Ahh, food. Have you ever played a game and wound up a little peckish? Or maybe you thought that the crazy quest you went on to get someone their Cup Noodles wasn't too far-fetched and that you could go for some yourself.
But you and I both know that it's not as simple as Cup Noodles.
What would a plate of Ninja Nachos actually taste like? Would Sea Salt Ice Cream really be that perfect cold treat for a hot day? The Creamy Heart Soup has fruit in it, does that even work?
The curiosities sparked by game food have led the creatives and cooks among them to not only make their own attempts at replicating game food but to produce cookbooks as well. Indeed, you can now find step-by-step instructions on how to make your own Sweetrolls instead of using the sticky fingers method.
You get what I mean.
For those gamers out there that are less inclined to make a blind attempt at creating their own Suspiciously Fuzzy Drink, there are so many resources to satiate not only your belly but your curiosity.
Skyrim practically begs us to try it out with their in-game book called Uncommon Taste.
When we're hungry, we're weak.
Truly, we're not as strong when we're hungry, and that goes double for our playable characters. Think about it; when we have had a long day, our HP levels are dropping, and we're tired and sore, what's one of the first things we look forward to when we get home besides the bed? Exactly: food.
When health potions aren't at hand, what do our characters want most after taking a sword through the ribs? That's right, a nice juicy monster steak cooked up by Ignis himself. Or we could go a different route; what about eating to live? You know, like us, in real life. It seems a little too obvious to name Don't Starve here, so instead, think of Raft, Starbound, or 7 Days to Die as a few examples, though there are many more. Don't drink enough fluids? You die. Don't eat enough food? You die. It's not a good time. But in both of those games, the hungrier you are, the weaker you get.
Have you ever tried to do physical activity when you're so hungry it hurts? It makes sense.
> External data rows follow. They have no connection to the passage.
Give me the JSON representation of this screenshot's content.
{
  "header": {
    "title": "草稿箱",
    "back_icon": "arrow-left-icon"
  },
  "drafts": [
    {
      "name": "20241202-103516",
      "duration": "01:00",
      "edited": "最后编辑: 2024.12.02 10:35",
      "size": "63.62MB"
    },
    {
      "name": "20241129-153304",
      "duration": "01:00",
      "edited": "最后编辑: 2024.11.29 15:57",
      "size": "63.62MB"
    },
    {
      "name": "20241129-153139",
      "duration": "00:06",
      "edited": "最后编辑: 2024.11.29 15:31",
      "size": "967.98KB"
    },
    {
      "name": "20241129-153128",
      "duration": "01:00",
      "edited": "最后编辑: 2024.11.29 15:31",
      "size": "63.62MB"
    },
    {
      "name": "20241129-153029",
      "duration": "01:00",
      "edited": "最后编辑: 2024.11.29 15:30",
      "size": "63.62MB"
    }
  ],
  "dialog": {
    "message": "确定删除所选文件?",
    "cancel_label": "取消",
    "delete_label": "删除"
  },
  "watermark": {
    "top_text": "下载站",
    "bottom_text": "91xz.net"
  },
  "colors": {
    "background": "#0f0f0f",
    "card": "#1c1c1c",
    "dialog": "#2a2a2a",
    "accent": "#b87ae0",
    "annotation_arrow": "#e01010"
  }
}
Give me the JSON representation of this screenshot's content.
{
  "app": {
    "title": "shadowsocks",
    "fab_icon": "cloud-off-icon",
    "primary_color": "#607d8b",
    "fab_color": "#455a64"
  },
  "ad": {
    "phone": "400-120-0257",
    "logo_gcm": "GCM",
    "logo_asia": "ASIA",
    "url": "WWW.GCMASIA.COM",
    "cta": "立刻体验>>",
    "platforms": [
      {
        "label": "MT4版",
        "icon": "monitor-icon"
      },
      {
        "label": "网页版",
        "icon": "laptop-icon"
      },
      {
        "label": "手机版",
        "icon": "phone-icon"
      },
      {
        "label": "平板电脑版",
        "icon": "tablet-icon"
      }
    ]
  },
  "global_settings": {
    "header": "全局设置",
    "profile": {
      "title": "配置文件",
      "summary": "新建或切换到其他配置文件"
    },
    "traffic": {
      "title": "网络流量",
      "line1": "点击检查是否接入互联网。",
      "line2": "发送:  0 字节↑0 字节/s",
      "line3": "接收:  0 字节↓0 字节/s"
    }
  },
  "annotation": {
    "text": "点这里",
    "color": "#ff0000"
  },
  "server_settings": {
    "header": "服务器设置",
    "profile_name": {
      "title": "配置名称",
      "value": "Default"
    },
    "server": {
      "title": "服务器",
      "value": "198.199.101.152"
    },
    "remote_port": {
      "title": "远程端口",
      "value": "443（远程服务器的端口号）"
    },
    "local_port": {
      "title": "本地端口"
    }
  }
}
Now, what about the mechanics like the ones in Resident Evil: Village where the food will permanently power you up? You don't see Ethan eat literally anything through the whole game besides what the Duke cooks up for him. It's no wonder Ethan eats a meal like Three-Flavored Mititei in one sitting – which, by the way, consists of four fish, two poultry, and three meat. That's four whole fish, two whole chickens, and three cuts of meat generally from bigger animals like pigs. Boy can pack it away (but for those of you that have beaten this game, maybe that has something to do with it? OOOH, FAN THEORY TIME! But no spoilers here, folks). But in eating that giant meal, Ethan permanently receives a massive increase to his maximum health. He eats, and he's stronger.
All these points aside, if your favourite character from a game has a favourite food, haven't you ever wanted to try it? The food in games makes them feel more real, and assists players in feeling more connected with them. Being able to eat food inspired by them is like living through the characters' taste buds.
Why is this such a big deal?
The curiosity can be enough to get someone to try something new. If there is a new cookbook full of recipes from a player's favourite game, you know they're going to try it out. Not everyone knows how to cook, but having that kind of inspiration and background behind the recipes can be a fantastic push to learn.
When a group of friends gets together for a Dungeons & Dragons night (sure, it's not a video game but still a good example), why not have food from that game to go with it? Not all the work has to go to the DM, the players can do it themselves too. Any hangout gaming session in general could do the same thing. Or LARPing. Whatever your game is. Pun intended.
Food isn't only life, but it can provide a connection. Game food is another level of immersion. The recipes inspired by them are another level of appreciating the work put into a game, and enjoying the food is a fun way to bring the game to life.
Humans can bond over a chunk of stale bread. Try telling me they won't bond over a whole Horker Loaf.
Where are the recipes?!
I used to be an adventurer… Oh, you've heard that story already? I'll jump right to the point then!
There are cookbooks everywhere, even for games like Tomb Raider or Assassin's Creed that didn't involve food at all. They were inspired by location as opposed to in-game food. Neat, right?
Skyrim, WoW, Destiny, Overwatch, Fallout, Dungeons and Dragons, Minecraft, Pokémon, Hearthstone, Legend of Zelda, Streetfighter, Earthbound, and FFXIV have their own mix of official and unofficial cookbooks. There is something for anybody and everybody, and most of them can be found on Amazon or even in a regular little book store.
Another option if you don't want a whole book of them (or are trying to save some money) is searching up individual recipes online. The Geeky Chef is a great place to start, with a bunch of different recipes from games, movies, and books alike. They've also got their own selection of cookbooks available there, which looks like it would be more of a variety of recipes as opposed to being focused on one world alone.
This is just another big way that games have inevitably brought people together, or encouraged players to try new things. If you don't know how to cook, maybe this would be a fun new way to try learning!